Other parents, including Kim Gomez, a member of the rezoning committee, advocated for pairing Munford with a majority-black school. “We have to have skin in the game and have our kids in schools together,” she said.
Elementary Option II
This plan leaves Bellevue unaffected, instead filling George Mason by taking some of Whitcomb Court from Fairfield Court Elementary School.
It also includes the three-way pairing in the North Side of the city. Under that plan, Barack Obama and Ginter Park elementary schools would have students for kindergarten through second grade before they go to Linwood Holton for third through fifth grades.
In this option, schools in the west side of the city are grouped together.
John B. Cary Elementary, Fox Elementary and Binford Middle School would create a school “cluster.” Students would go to Fox for kindergarten through third grade, Cary for fourth and fifth grades and Binford for sixth through eighth grades.

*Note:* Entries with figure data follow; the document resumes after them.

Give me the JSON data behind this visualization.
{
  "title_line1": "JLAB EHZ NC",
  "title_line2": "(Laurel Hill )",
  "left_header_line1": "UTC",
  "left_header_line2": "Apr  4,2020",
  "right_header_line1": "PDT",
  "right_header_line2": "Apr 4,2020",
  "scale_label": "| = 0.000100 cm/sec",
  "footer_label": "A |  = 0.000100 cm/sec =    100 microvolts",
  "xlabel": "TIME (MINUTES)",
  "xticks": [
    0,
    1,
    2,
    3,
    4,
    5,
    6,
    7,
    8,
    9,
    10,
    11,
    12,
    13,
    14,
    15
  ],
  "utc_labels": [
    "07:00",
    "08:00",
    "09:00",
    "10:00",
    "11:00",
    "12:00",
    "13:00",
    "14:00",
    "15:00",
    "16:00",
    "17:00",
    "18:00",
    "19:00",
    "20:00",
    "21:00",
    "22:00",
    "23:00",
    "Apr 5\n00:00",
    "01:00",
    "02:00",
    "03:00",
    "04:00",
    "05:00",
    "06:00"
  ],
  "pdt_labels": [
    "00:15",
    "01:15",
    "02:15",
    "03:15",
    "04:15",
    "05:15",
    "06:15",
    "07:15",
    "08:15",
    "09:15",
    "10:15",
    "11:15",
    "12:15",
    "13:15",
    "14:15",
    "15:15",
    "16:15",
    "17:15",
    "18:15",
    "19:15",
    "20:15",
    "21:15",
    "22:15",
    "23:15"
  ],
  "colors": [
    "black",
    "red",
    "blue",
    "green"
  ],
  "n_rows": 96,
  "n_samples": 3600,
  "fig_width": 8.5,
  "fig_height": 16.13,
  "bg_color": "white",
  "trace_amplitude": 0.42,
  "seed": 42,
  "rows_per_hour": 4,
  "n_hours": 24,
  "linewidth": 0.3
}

Munford would be grouped with Carver Elementary — combining the highest-achieving elementary school in the city and the second-lowest — and Albert Hill Middle School. Students would go to Carver for kindergarten through second grade, Munford for third through fourth grades and Hill for fifth through eighth grades.
Elementary Option B1
In this plan, which covers the West End, Cropper suggests combining the school zones for Cary and Mary Munford. Munford would become a K-2 school with students transitioning to Cary — about 2 miles away — for third through fifth grades.
Middle and high schools
The current Elkhardt-Thompson Middle School building would be “repurposed” under both middle school options. A new middle school is being built on Hull Street Road to replace the school, which officials have said they’d like to demolish and potentially rebuild. The cost for demolishing the school is estimated at $750,000 to $1.5 million.
High schools remain the least affected by the proposals, with 264 students potentially changing schools in both plans.